Set $x = a$: $2aA = 1$, $A = \frac{1}{2a}$.

Set $x = -a$: $-2aB = 1$, $B = -\frac{1}{2a}$.

$$\int \frac{1}{x^2 - a^2} dx = \int \frac{1}{2a} \left( \frac{1}{x - a} - \frac{1}{x + a} \right) dx = \frac{1}{2a} (\ln |x - a| - \ln |x + a|) + C = \frac{1}{2a} \ln \left| \frac{x - a}{x + a} \right| + C$$

* **Example:** $\int \frac{x^2 + 2x - 1}{2x^3 + 3x^2 - 2x} dx$

$$2x^3 + 3x^2 - 2x = x(2x^2 + 3x - 2) = x(2x - 1)(x + 2)$$

$$\frac{x^2 + 2x - 1}{2x^3 + 3x^2 - 2x} = \frac{A}{x} + \frac{B}{2x - 1} + \frac{C}{x + 2} = \frac{A(2x - 1)(x + 2) + Bx(x + 2) + Cx(2x - 1)}{x(2x - 1)(x + 2)}$$

$$A(2x - 1)(x + 2) + Bx(x + 2) + Cx(2x - 1) = x^2 + 2x - 1$$

Set $x = 0$: $-2A = -1$, $A = \frac{1}{2}$.

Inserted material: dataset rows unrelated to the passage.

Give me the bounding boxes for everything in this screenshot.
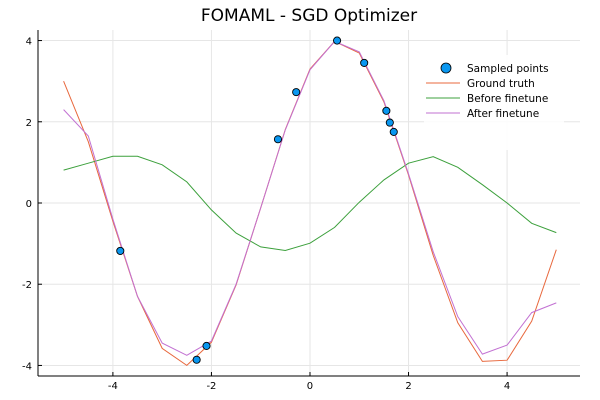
x-tick-label: -4 [108,381,118,392]
axes: -4 -2 0 2 4 -4 -2 0 2 4 [22,30,580,392]
sampled-point [382,106,391,115]
legend: Sampled points Ground truth Before finet… [424,55,564,150]
x-tick-label: -2 [206,381,216,392]
sampled-point [360,58,369,67]
y-tick-label: -2 [22,280,32,291]
sampled-point [389,127,398,136]
x-tick-label: 2 [405,381,411,392]
legend-label-before: Before finetune [467,93,548,105]
legend-label-after: After finetune [467,108,539,120]
legend-label-ground-truth: Ground truth [467,78,535,90]
series-layer [63,40,557,367]
sampled-point [192,355,201,364]
y-tick-label: 4 [26,37,32,48]
x-tick-label: 4 [504,381,510,392]
sampled-point [116,246,125,255]
series-line-before-finetune [63,155,557,252]
y-tick-label: 0 [26,199,32,210]
y-tick-label: 2 [26,118,32,129]
legend-label-sampled: Sampled points [467,63,549,75]
series-line-after-finetune [63,40,557,356]
sampled-point [292,88,301,97]
y-tick-label: -4 [22,361,32,372]
legend-marker-sampled [440,62,452,74]
x-tick-label: 0 [307,381,313,392]
sampled-point [333,36,342,45]
chart-title: FOMAML - SGD Optimizer [201,6,417,26]
sampled-points [116,36,398,364]
sampled-point [202,341,211,350]
sampled-point [385,118,394,127]
sampled-point [273,135,283,144]
series-line-ground-truth [63,40,557,367]
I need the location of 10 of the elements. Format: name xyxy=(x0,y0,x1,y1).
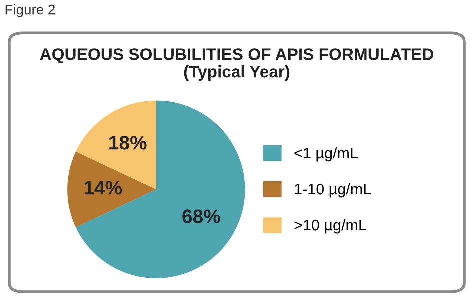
pie-slice xyxy=(76,100,246,278)
chart-title: AQUEOUS SOLUBILITIES OF APIS FORMULATED (Typical Year) xyxy=(40,48,434,82)
data-label: 68% xyxy=(182,210,220,224)
legend-label: >10 µg/mL xyxy=(294,219,366,234)
data-label: 18% xyxy=(110,136,147,150)
caption: Figure 2 xyxy=(6,4,55,18)
legend-label: 1-10 µg/mL xyxy=(295,183,372,198)
data-label: 14% xyxy=(84,181,122,195)
pie-slice xyxy=(68,152,156,228)
legend-label: <1 µg/mL xyxy=(294,147,358,162)
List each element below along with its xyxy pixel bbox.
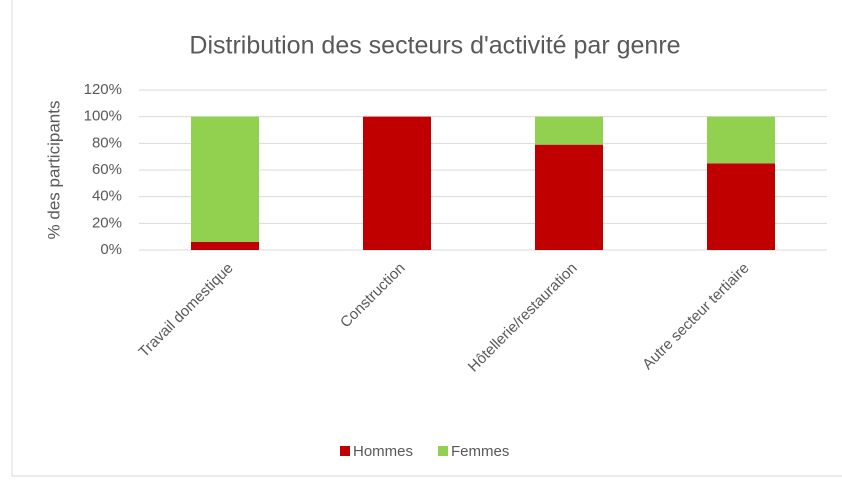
legend-swatch — [438, 446, 449, 456]
chart-title: Distribution des secteurs d'activité par… — [189, 32, 680, 60]
legend-swatch — [340, 446, 350, 456]
x-tick-label: Construction — [337, 260, 409, 332]
bar-segment — [707, 116, 775, 164]
y-tick-label: 80% — [92, 134, 122, 151]
bar-segment — [535, 144, 603, 250]
bar-segment — [191, 116, 259, 242]
bar-segment — [363, 116, 431, 251]
y-tick-label: 40% — [92, 188, 122, 205]
x-tick-label: Travail domestique — [135, 260, 236, 361]
bar-segment — [707, 163, 775, 250]
x-tick-label: Hôtellerie/restauration — [465, 260, 581, 376]
y-tick-label: 0% — [100, 241, 122, 258]
bar-segment — [191, 242, 259, 250]
y-tick-label: 60% — [92, 161, 122, 178]
y-axis-label: % des participants — [44, 101, 63, 240]
y-tick-label: 20% — [92, 214, 122, 231]
legend-label: Femmes — [451, 443, 509, 460]
x-tick-label: Autre secteur tertiaire — [639, 260, 752, 373]
legend-label: Hommes — [353, 443, 413, 460]
y-tick-label: 100% — [84, 108, 122, 125]
y-tick-label: 120% — [84, 81, 122, 98]
bar-segment — [535, 116, 603, 145]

Set $x = \frac{1}{2}$: $\frac{1}{2} \left( \frac{1}{2} + 2 \right) B = \frac{1}{4} + 1 - 1 = \frac{1}{4}$, $\frac{5}{4} B = \frac{1}{4}$, $B = \frac{1}{5}$.

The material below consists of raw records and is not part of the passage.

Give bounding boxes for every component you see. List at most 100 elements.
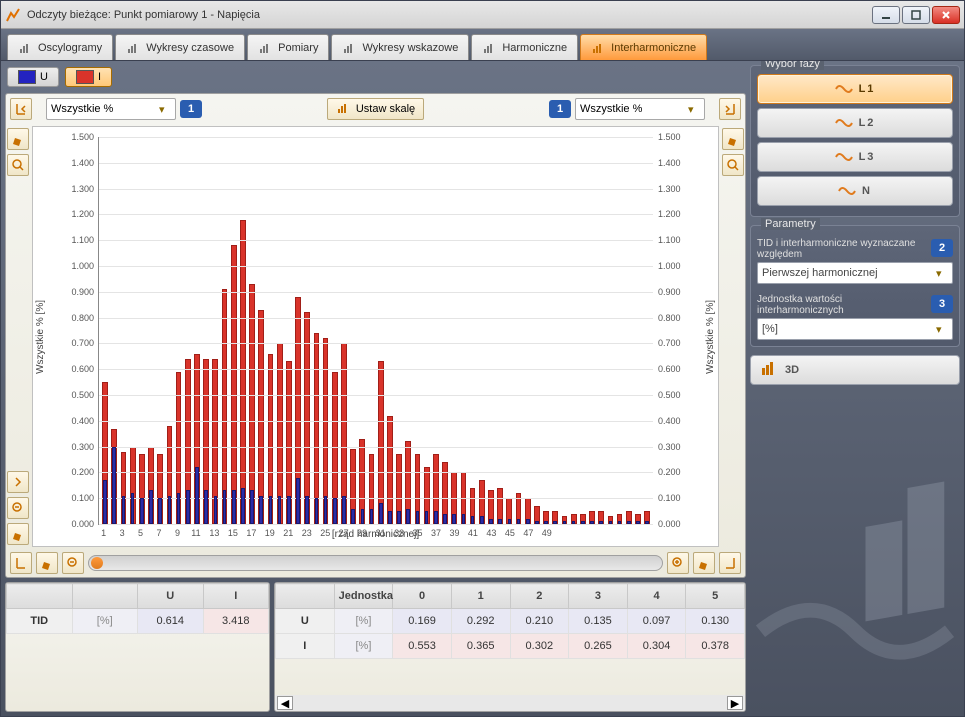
bar-slot bbox=[184, 137, 192, 524]
zoom-left-button[interactable] bbox=[7, 154, 29, 176]
tab-harmoniczne[interactable]: Harmoniczne bbox=[471, 34, 578, 60]
bottom-edit-button[interactable] bbox=[36, 552, 58, 574]
bar-slot bbox=[248, 137, 256, 524]
tab-label: Pomiary bbox=[278, 42, 318, 54]
sine-icon bbox=[835, 83, 853, 95]
tab-interharmoniczne[interactable]: Interharmoniczne bbox=[580, 34, 707, 60]
xtick: 27 bbox=[339, 528, 349, 538]
tab-oscylogramy[interactable]: Oscylogramy bbox=[7, 34, 113, 60]
cell: 0.169 bbox=[393, 609, 452, 634]
bar-u bbox=[241, 488, 245, 524]
edit-right-button[interactable] bbox=[722, 128, 744, 150]
bottom-edit2-button[interactable] bbox=[693, 552, 715, 574]
xtick: 25 bbox=[320, 528, 330, 538]
bar-u bbox=[572, 521, 576, 524]
toggle-right-axis-button[interactable] bbox=[719, 98, 741, 120]
close-button[interactable] bbox=[932, 6, 960, 24]
bar-i bbox=[249, 284, 255, 524]
ytick-left: 0.600 bbox=[54, 364, 94, 374]
bar-slot bbox=[469, 137, 477, 524]
bar-slot bbox=[285, 137, 293, 524]
series-toggle-i[interactable]: I bbox=[65, 67, 112, 87]
chart-grid: 0.0000.0000.1000.1000.2000.2000.3000.300… bbox=[98, 137, 653, 525]
th: 5 bbox=[686, 584, 745, 609]
3d-button[interactable]: 3D bbox=[750, 355, 960, 385]
param2-select[interactable]: [%] ▾ bbox=[757, 318, 953, 340]
maximize-button[interactable] bbox=[902, 6, 930, 24]
tab-icon bbox=[482, 41, 496, 55]
scroll-right-button[interactable]: ▶ bbox=[727, 696, 743, 710]
ytick-left: 1.400 bbox=[54, 158, 94, 168]
chevron-down-icon: ▾ bbox=[936, 323, 948, 336]
bar-slot bbox=[560, 137, 568, 524]
ytick-left: 0.000 bbox=[54, 519, 94, 529]
bar-slot bbox=[276, 137, 284, 524]
bottom-toggle2-button[interactable] bbox=[719, 552, 741, 574]
bottom-toggle-button[interactable] bbox=[10, 552, 32, 574]
minimize-button[interactable] bbox=[872, 6, 900, 24]
xtick: 49 bbox=[542, 528, 552, 538]
bar-u bbox=[627, 521, 631, 524]
scroll-left-button[interactable]: ◀ bbox=[277, 696, 293, 710]
bar-slot bbox=[459, 137, 467, 524]
bar-slot bbox=[294, 137, 302, 524]
tab-pomiary[interactable]: Pomiary bbox=[247, 34, 329, 60]
cell: 0.378 bbox=[686, 634, 745, 659]
zoom-right-button[interactable] bbox=[722, 154, 744, 176]
parameters-groupbox: Parametry TID i interharmoniczne wyznacz… bbox=[750, 225, 960, 347]
bar-slot bbox=[551, 137, 559, 524]
bar-i bbox=[378, 361, 384, 524]
collapse-left-button[interactable] bbox=[7, 471, 29, 493]
tab-icon bbox=[591, 41, 605, 55]
phase-button-n[interactable]: N bbox=[757, 176, 953, 206]
phase-label: L1 bbox=[859, 83, 876, 95]
bar-slot bbox=[303, 137, 311, 524]
bar-slot bbox=[156, 137, 164, 524]
bar-slot bbox=[239, 137, 247, 524]
xtick: 37 bbox=[431, 528, 441, 538]
edit-left-button[interactable] bbox=[7, 128, 29, 150]
xtick: 41 bbox=[468, 528, 478, 538]
phase-button-l2[interactable]: L2 bbox=[757, 108, 953, 138]
bar-u bbox=[462, 514, 466, 524]
tabbar: OscylogramyWykresy czasowe Pomiary Wykresy… bbox=[1, 29, 964, 61]
help-balloon-1b[interactable]: 1 bbox=[549, 100, 571, 118]
bar-u bbox=[590, 521, 594, 524]
th-u: U bbox=[138, 584, 204, 609]
help-balloon-1[interactable]: 1 bbox=[180, 100, 202, 118]
bar-i bbox=[314, 333, 320, 524]
reset-left-button[interactable] bbox=[7, 523, 29, 545]
bottom-zoom-out-button[interactable] bbox=[62, 552, 84, 574]
bar-u bbox=[250, 490, 254, 524]
zoom-out-left-button[interactable] bbox=[7, 497, 29, 519]
bar-slot bbox=[110, 137, 118, 524]
param1-help-balloon[interactable]: 2 bbox=[931, 239, 953, 257]
toggle-left-axis-button[interactable] bbox=[10, 98, 32, 120]
table-hscroll: ◀ ▶ bbox=[275, 695, 745, 711]
left-axis-select[interactable]: Wszystkie % ▾ bbox=[46, 98, 176, 120]
chart-hscroll[interactable] bbox=[88, 555, 663, 571]
param1-select[interactable]: Pierwszej harmonicznej ▾ bbox=[757, 262, 953, 284]
bar-u bbox=[287, 496, 291, 524]
tab-label: Wykresy wskazowe bbox=[362, 42, 458, 54]
ytick-left: 0.700 bbox=[54, 338, 94, 348]
tid-label: TID bbox=[7, 609, 73, 634]
param2-help-balloon[interactable]: 3 bbox=[931, 295, 953, 313]
bar-slot bbox=[138, 137, 146, 524]
phase-button-l1[interactable]: L1 bbox=[757, 74, 953, 104]
right-axis-select[interactable]: Wszystkie % ▾ bbox=[575, 98, 705, 120]
ytick-right: 0.100 bbox=[658, 493, 698, 503]
set-scale-button[interactable]: Ustaw skalę bbox=[327, 98, 424, 120]
bottom-zoom-in-button[interactable] bbox=[667, 552, 689, 574]
tab-wykresy-wskazowe[interactable]: Wykresy wskazowe bbox=[331, 34, 469, 60]
series-toggle-u[interactable]: U bbox=[7, 67, 59, 87]
ytick-right: 0.900 bbox=[658, 287, 698, 297]
ytick-right: 0.700 bbox=[658, 338, 698, 348]
tab-wykresy-czasowe[interactable]: Wykresy czasowe bbox=[115, 34, 245, 60]
bar-slot bbox=[413, 137, 421, 524]
cell: 0.210 bbox=[510, 609, 569, 634]
phase-button-l3[interactable]: L3 bbox=[757, 142, 953, 172]
bar-u bbox=[452, 514, 456, 524]
scroll-thumb[interactable] bbox=[91, 557, 103, 569]
row-unit: [%] bbox=[334, 634, 393, 659]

Set $x = -2$: $C(-2)(-5) = 4 - 4 - 1 = -1$, $10C = -1$, $C = -\frac{1}{10}$.

$$\int \frac{x^2 + 2x - 1}{2x^3 + 3x^2 - 2x} dx = \int \left( \frac{1/2}{x} + \frac{1/5}{2x - 1} - \frac{1/10}{x + 2} \right) dx = \frac{1}{2} \ln |x| + \frac{1}{10} \ln |2x - 1| - \frac{1}{10} \ln |x + 2| + C$$

## Trigonometric Substitution

### When to use

Integrals containing $\sqrt{a^2 - x^2}$, $\sqrt{a^2 + x^2}$, $\sqrt{x^2 - a^2}$.

### Substitution

* For $\sqrt{a^2 - x^2}$, let $x = a \sin \theta$, $-\frac{\pi}{2} \le \theta \le \frac{\pi}{2}$. Then $dx = a \cos \theta d\theta$ and $\sqrt{a^2 - x^2} = a \cos \theta$.

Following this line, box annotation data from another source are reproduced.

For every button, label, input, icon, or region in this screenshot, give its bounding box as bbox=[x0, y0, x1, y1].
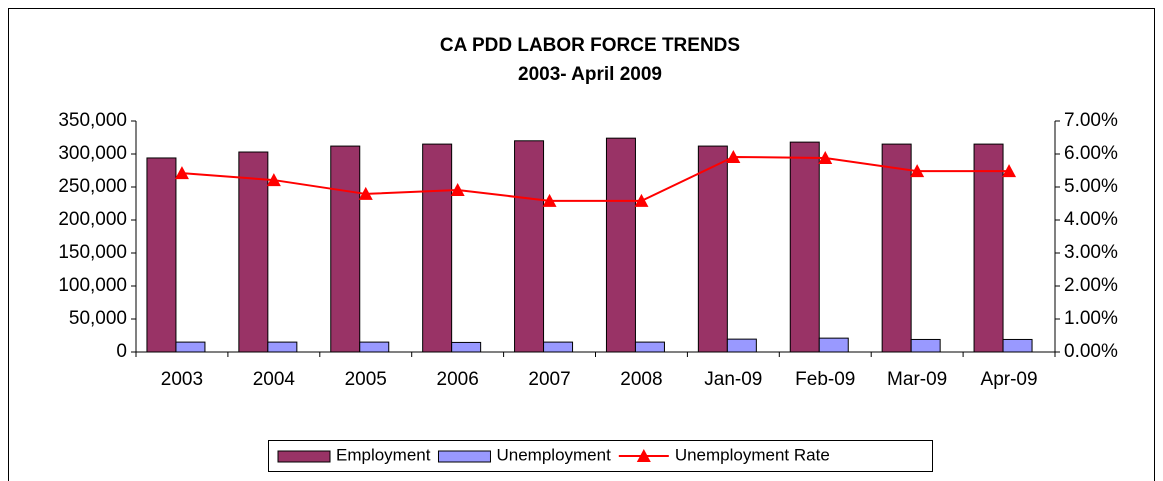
x-tick-label: 2003 bbox=[161, 369, 203, 390]
marker bbox=[726, 149, 741, 163]
y-tick-label: 100,000 bbox=[58, 275, 127, 296]
marker bbox=[910, 164, 925, 178]
bar bbox=[726, 338, 757, 353]
chart-title: CA PDD LABOR FORCE TRENDS bbox=[440, 35, 740, 56]
x-tick-label: 2007 bbox=[528, 369, 570, 390]
marker bbox=[358, 186, 373, 200]
bar bbox=[514, 140, 545, 353]
marker bbox=[542, 193, 557, 207]
marker bbox=[818, 150, 833, 164]
y2-tick-label: 0.00% bbox=[1064, 341, 1118, 362]
y-tick-label: 250,000 bbox=[58, 176, 127, 197]
x-tick-label: 2005 bbox=[345, 369, 387, 390]
legend-marker bbox=[636, 449, 651, 462]
y-tick-label: 200,000 bbox=[58, 209, 127, 230]
marker bbox=[174, 166, 189, 180]
y2-tick-label: 2.00% bbox=[1064, 275, 1118, 296]
legend-label: Employment bbox=[336, 445, 431, 464]
marker bbox=[450, 182, 465, 196]
bar bbox=[818, 337, 849, 353]
y-tick-label: 300,000 bbox=[58, 143, 127, 164]
x-tick-label: 2008 bbox=[620, 369, 662, 390]
y2-tick-label: 3.00% bbox=[1064, 242, 1118, 263]
chart-subtitle: 2003- April 2009 bbox=[518, 64, 662, 85]
y2-tick-label: 7.00% bbox=[1064, 110, 1118, 131]
legend-label: Unemployment Rate bbox=[675, 445, 830, 464]
bar bbox=[697, 145, 728, 353]
y2-tick-label: 5.00% bbox=[1064, 176, 1118, 197]
y2-tick-label: 6.00% bbox=[1064, 143, 1118, 164]
bar bbox=[1002, 338, 1033, 353]
marker bbox=[266, 173, 281, 187]
bar bbox=[605, 137, 636, 353]
x-tick-label: Apr-09 bbox=[981, 369, 1038, 390]
marker bbox=[634, 193, 649, 207]
bar bbox=[359, 341, 390, 353]
legend-swatch bbox=[277, 450, 331, 463]
y-tick-label: 150,000 bbox=[58, 242, 127, 263]
bar bbox=[451, 341, 482, 353]
bar bbox=[973, 143, 1004, 353]
legend-swatch bbox=[437, 450, 491, 463]
bar bbox=[146, 157, 177, 353]
y-tick-label: 350,000 bbox=[58, 110, 127, 131]
x-tick-label: 2006 bbox=[437, 369, 479, 390]
bar bbox=[175, 341, 206, 353]
line bbox=[181, 155, 1010, 202]
bar bbox=[881, 143, 912, 353]
bar bbox=[789, 141, 820, 353]
y2-tick-label: 1.00% bbox=[1064, 308, 1118, 329]
y-tick-label: 50,000 bbox=[69, 308, 127, 329]
y2-tick-label: 4.00% bbox=[1064, 209, 1118, 230]
x-tick-label: Feb-09 bbox=[795, 369, 855, 390]
bar bbox=[910, 338, 941, 353]
bar bbox=[267, 341, 298, 353]
y-tick-label: 0 bbox=[116, 341, 127, 362]
marker bbox=[1002, 164, 1017, 178]
x-tick-label: 2004 bbox=[253, 369, 296, 390]
bar bbox=[634, 341, 665, 353]
legend-label: Unemployment bbox=[496, 445, 611, 464]
bar bbox=[422, 143, 453, 353]
legend-box bbox=[268, 440, 933, 472]
bar bbox=[543, 341, 574, 353]
x-tick-label: Jan-09 bbox=[704, 369, 762, 390]
chart-border bbox=[8, 8, 1155, 481]
bar bbox=[238, 151, 269, 353]
bar bbox=[330, 145, 361, 353]
x-tick-label: Mar-09 bbox=[887, 369, 947, 390]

* For $\sqrt{a^2 + x^2}$, let $x = a \tan \theta$, $-\frac{\pi}{2} < \theta < \frac{\pi}{2}$. Then $dx = a \sec^2 \theta d\theta$ and $\sqrt{a^2 + x^2} = a \sec \theta$.

* For $\sqrt{x^2 - a^2}$, let $x = a \sec \theta$, $0 \le \theta < \frac{\pi}{2}$ or $\pi \le \theta < \frac{3\pi}{2}$. Then $dx = a \sec \theta \tan \theta d\theta$ and $\sqrt{x^2 - a^2} = a \tan \theta$.

### Example

$$\int \frac{x^3}{\sqrt{1 - x^2}} dx$$

Let $x = \sin \theta$, $dx = \cos \theta d\theta$, $\sqrt{1 - x^2} = \cos \theta$.

$$\int \frac{\sin^3 \theta}{\cos \theta} \cos \theta d\theta = \int \sin^3 \theta d\theta = \int \sin \theta (1 - \cos^2 \theta) d\theta = \int (\sin \theta - \sin \theta \cos^2 \theta) d\theta$$

$$= -\cos \theta + \frac{\cos^3 \theta}{3} + C = -\sqrt{1 - x^2} + \frac{(1 - x^2)^{3/2}}{3} + C$$